All patients with germline mutations of the WT1 gene are only heterozygous for the mutated allele. Mice, homozygously deleted for WT1, fail to develop kidneys or gonads, verifying a critical role for WT1 in urogenital development (21). There are three major types of mutations: 1. missense mutations altering amino acids that directly interact with the DNA target, 2. substitutions of amino acids involved in zinc complexing, and 3. nonsense mutations leading to the removal of at least two zinc fingers. As shown in transfection assays, WT1 mutations can act in a dominant negative fashion with loss of normal DNA binding of WT1 through loss or conformational change of the DNA binding zinc finger region and thereby decreased transcriptional suppression activity (16,22). It has been suggested that in most cases with a heterozygous WT1 mutation, a second hit leading to loss of heterozygosity seems to be important for tumor genesis, because almost all Wilms tumors in those patients are homozygous for the mutated allele (12,23,24).

From this study and our current knowledge, we have to conclude that molecular genetic studies of the WT1 gene are mandatory in the work up of newborns with severe urogenital anomalies. As children with severe urogenital malformations due to a heterozygous mutation in the WT1 gene are at high risk for the development of a Wilms tumor at an early age, efforts should be taken to identify those children immediately after birth to follow them closely. In children with severe hypospadias and cryptorchidism after exclusion of other chromosomal, endocrine, or androgen-receptor-mediated disorders, either ultrasound controls of the kidneys in brief intervals (4 weekly) or molecular analysis of the WT1 gene must be performed.
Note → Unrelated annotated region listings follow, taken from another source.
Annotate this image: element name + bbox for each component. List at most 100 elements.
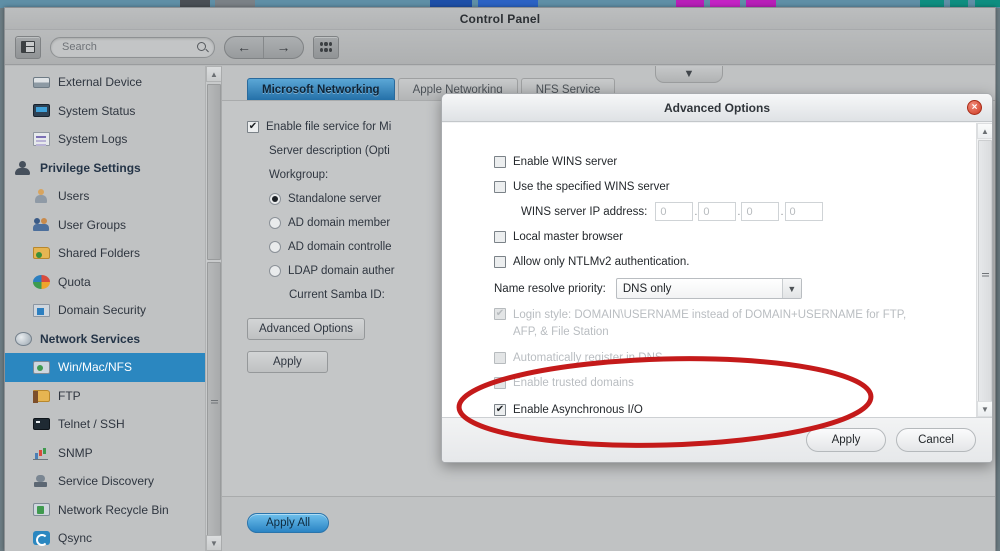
- sidebar-scroll-down-button[interactable]: ▼: [206, 535, 221, 551]
- system-logs-icon: [33, 132, 50, 147]
- sidebar-item-label: Qsync: [58, 531, 93, 546]
- sidebar-item-ftp[interactable]: FTP: [5, 382, 221, 411]
- ntlmv2-checkbox[interactable]: [494, 255, 506, 268]
- telnet-ssh-icon: [33, 418, 50, 431]
- sidebar-group-privilege-settings[interactable]: Privilege Settings: [5, 154, 221, 183]
- sidebar-scrollbar[interactable]: ▲ ▼: [205, 66, 221, 551]
- shared-folder-icon: [33, 247, 50, 260]
- apply-button[interactable]: Apply: [247, 351, 328, 373]
- sidebar-item-label: Domain Security: [58, 303, 147, 318]
- advanced-options-button[interactable]: Advanced Options: [247, 318, 365, 340]
- sidebar-item-external-device[interactable]: External Device: [5, 68, 221, 97]
- service-discovery-icon: [33, 474, 50, 488]
- screen-root: Control Panel ← →: [0, 0, 1000, 551]
- sidebar-item-shared-folders[interactable]: Shared Folders: [5, 239, 221, 268]
- user-icon: [33, 188, 50, 204]
- sidebar-item-win-mac-nfs[interactable]: Win/Mac/NFS: [5, 353, 221, 382]
- apps-grid-button[interactable]: [313, 35, 339, 59]
- privilege-icon: [15, 160, 32, 175]
- enable-wins-server-checkbox[interactable]: [494, 155, 506, 168]
- ip-dot-separator: .: [737, 205, 741, 218]
- ad-domain-controller-radio[interactable]: [269, 241, 281, 253]
- dialog-scroll-thumb[interactable]: [978, 140, 992, 410]
- sidebar-item-quota[interactable]: Quota: [5, 268, 221, 297]
- ldap-domain-auth-radio[interactable]: [269, 265, 281, 277]
- async-io-checkbox[interactable]: [494, 403, 506, 416]
- current-samba-id-label: Current Samba ID:: [289, 289, 385, 301]
- dialog-options-list: Enable WINS server Use the specified WIN…: [442, 123, 992, 417]
- sidebar-scroll-thumb-upper[interactable]: [207, 84, 221, 260]
- sidebar-item-snmp[interactable]: SNMP: [5, 439, 221, 468]
- async-io-label: Enable Asynchronous I/O: [513, 403, 643, 416]
- enable-wins-server-label: Enable WINS server: [513, 155, 618, 168]
- use-specified-wins-server-row: Use the specified WINS server: [494, 174, 992, 199]
- sidebar-item-users[interactable]: Users: [5, 182, 221, 211]
- snmp-icon: [33, 445, 50, 461]
- tab-microsoft-networking[interactable]: Microsoft Networking: [247, 78, 395, 100]
- sidebar: External Device System Status System Log…: [5, 66, 222, 551]
- sidebar-item-label: Shared Folders: [58, 246, 141, 261]
- auto-register-dns-label: Automatically register in DNS: [513, 351, 663, 364]
- system-status-icon: [33, 104, 50, 118]
- sidebar-item-label: User Groups: [58, 217, 127, 232]
- apply-all-button[interactable]: Apply All: [247, 513, 330, 533]
- forward-button[interactable]: →: [264, 37, 303, 58]
- workgroup-label: Workgroup:: [269, 169, 329, 181]
- sidebar-item-qsync[interactable]: Qsync: [5, 524, 221, 551]
- ntlmv2-row: Allow only NTLMv2 authentication.: [494, 249, 992, 274]
- sidebar-item-system-logs[interactable]: System Logs: [5, 125, 221, 154]
- async-io-row: Enable Asynchronous I/O: [494, 397, 992, 417]
- sidebar-scroll-thumb[interactable]: [207, 262, 221, 542]
- search-box[interactable]: [50, 36, 215, 58]
- advanced-options-dialog: Advanced Options × Enable WINS server Us…: [441, 93, 993, 463]
- domain-security-icon: [33, 303, 50, 317]
- wins-ip-label: WINS server IP address:: [521, 205, 648, 218]
- dialog-apply-button[interactable]: Apply: [806, 428, 886, 452]
- window-title: Control Panel: [459, 11, 541, 26]
- local-master-browser-checkbox[interactable]: [494, 230, 506, 243]
- window-titlebar: Control Panel: [5, 8, 995, 30]
- wins-ip-octet-1[interactable]: [655, 202, 694, 221]
- sidebar-item-label: External Device: [58, 75, 143, 90]
- search-input[interactable]: [60, 40, 190, 54]
- use-specified-wins-server-checkbox[interactable]: [494, 180, 506, 193]
- sidebar-item-label: Win/Mac/NFS: [58, 360, 133, 375]
- ad-domain-member-radio[interactable]: [269, 217, 281, 229]
- dialog-titlebar: Advanced Options ×: [442, 94, 992, 122]
- name-resolve-priority-select[interactable]: DNS only: [615, 278, 802, 299]
- enable-file-service-checkbox[interactable]: [247, 121, 259, 133]
- qsync-icon: [33, 531, 50, 547]
- enable-file-service-label: Enable file service for Mi: [266, 121, 392, 133]
- login-style-checkbox: [494, 308, 506, 320]
- sidebar-item-system-status[interactable]: System Status: [5, 97, 221, 126]
- back-button[interactable]: ←: [225, 36, 264, 58]
- dialog-title: Advanced Options: [663, 100, 770, 115]
- radio-label: AD domain member: [288, 217, 391, 229]
- sidebar-item-label: System Logs: [58, 132, 128, 147]
- dialog-scrollbar[interactable]: ▲ ▼: [976, 123, 992, 417]
- sidebar-scroll-up-button[interactable]: ▲: [206, 66, 221, 82]
- close-icon[interactable]: ×: [967, 100, 982, 115]
- sidebar-item-telnet-ssh[interactable]: Telnet / SSH: [5, 410, 221, 439]
- panel-layout-button[interactable]: [15, 35, 41, 59]
- sidebar-item-user-groups[interactable]: User Groups: [5, 211, 221, 240]
- trusted-domains-checkbox: [494, 376, 506, 389]
- auto-register-dns-checkbox: [494, 351, 506, 364]
- ftp-icon: [33, 389, 50, 403]
- sidebar-item-domain-security[interactable]: Domain Security: [5, 296, 221, 325]
- sidebar-item-label: SNMP: [58, 445, 93, 460]
- dialog-scroll-down-button[interactable]: ▼: [977, 401, 992, 417]
- login-style-row: Login style: DOMAIN\USERNAME instead of …: [494, 307, 914, 341]
- wins-ip-octet-2[interactable]: [698, 202, 737, 221]
- sidebar-item-service-discovery[interactable]: Service Discovery: [5, 467, 221, 496]
- standalone-server-radio[interactable]: [269, 193, 281, 205]
- sidebar-item-label: Users: [58, 189, 90, 204]
- wins-ip-octet-3[interactable]: [741, 202, 780, 221]
- dialog-cancel-button[interactable]: Cancel: [896, 428, 976, 452]
- use-specified-wins-server-label: Use the specified WINS server: [513, 180, 670, 193]
- sidebar-item-network-recycle-bin[interactable]: Network Recycle Bin: [5, 496, 221, 525]
- sidebar-item-label: Network Recycle Bin: [58, 502, 169, 517]
- wins-ip-octet-4[interactable]: [784, 202, 823, 221]
- dialog-scroll-up-button[interactable]: ▲: [977, 123, 992, 139]
- sidebar-group-network-services[interactable]: Network Services: [5, 325, 221, 354]
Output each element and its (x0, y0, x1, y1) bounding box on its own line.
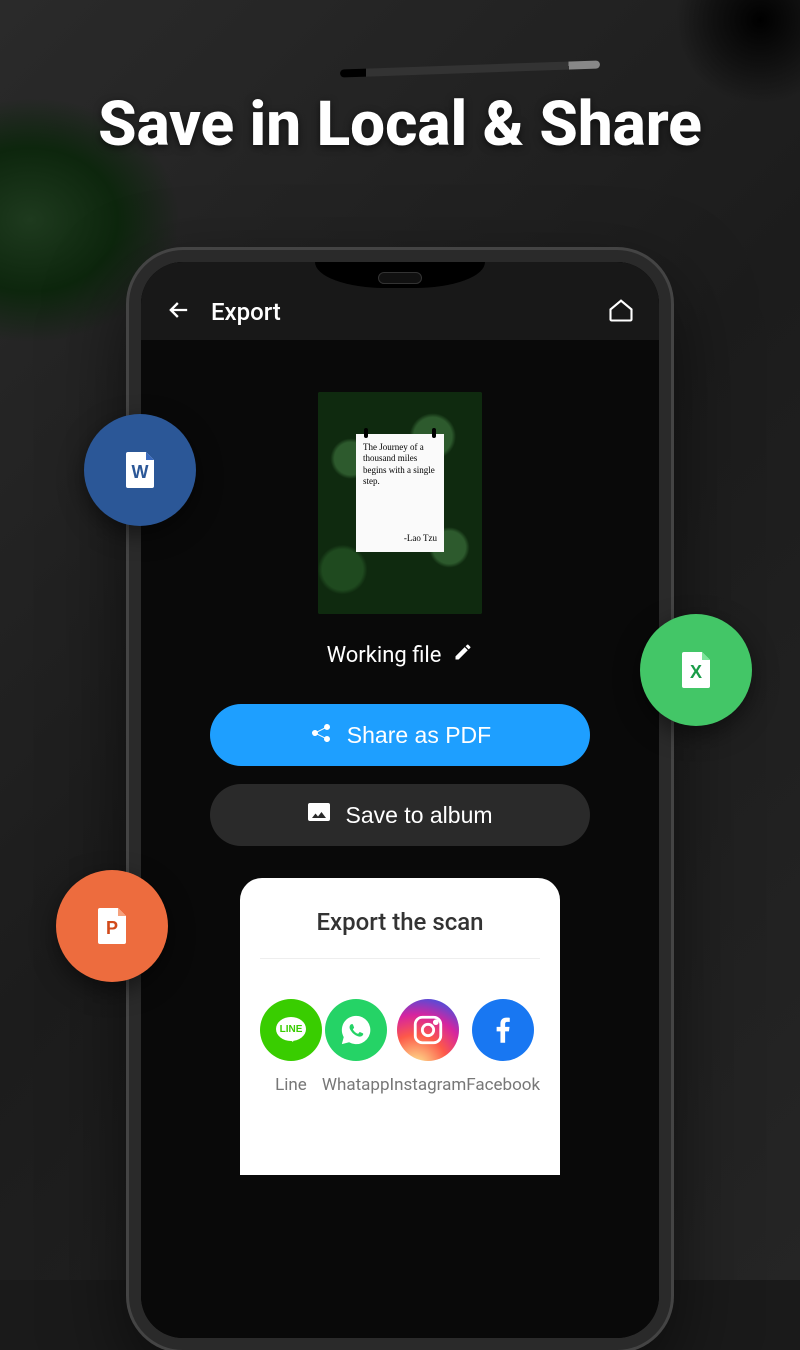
share-option-line[interactable]: LINE Line (260, 999, 322, 1095)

As mutational screening of the WT1 gene by means of PCR-SSCP analysis or direct sequencing have become easy tools of investigation, we favor these methods to identify children being at high risk for development of a Wilms tumor. This will result in an earlier diagnosis and treatment of this malignant disease. Moreover in the future frequent ultrasound controls of the kidneys probably can be limited to individuals with mutations of the WT1 gene, in the remaining patients without WT1 mutations ultrasound monitoring may be reduced to longer (e.g. 3-6 months) intervals. This approach has the advantage of a better cost effectiveness by reduction of the otherwise necessary frequent control visits in a large number of patients.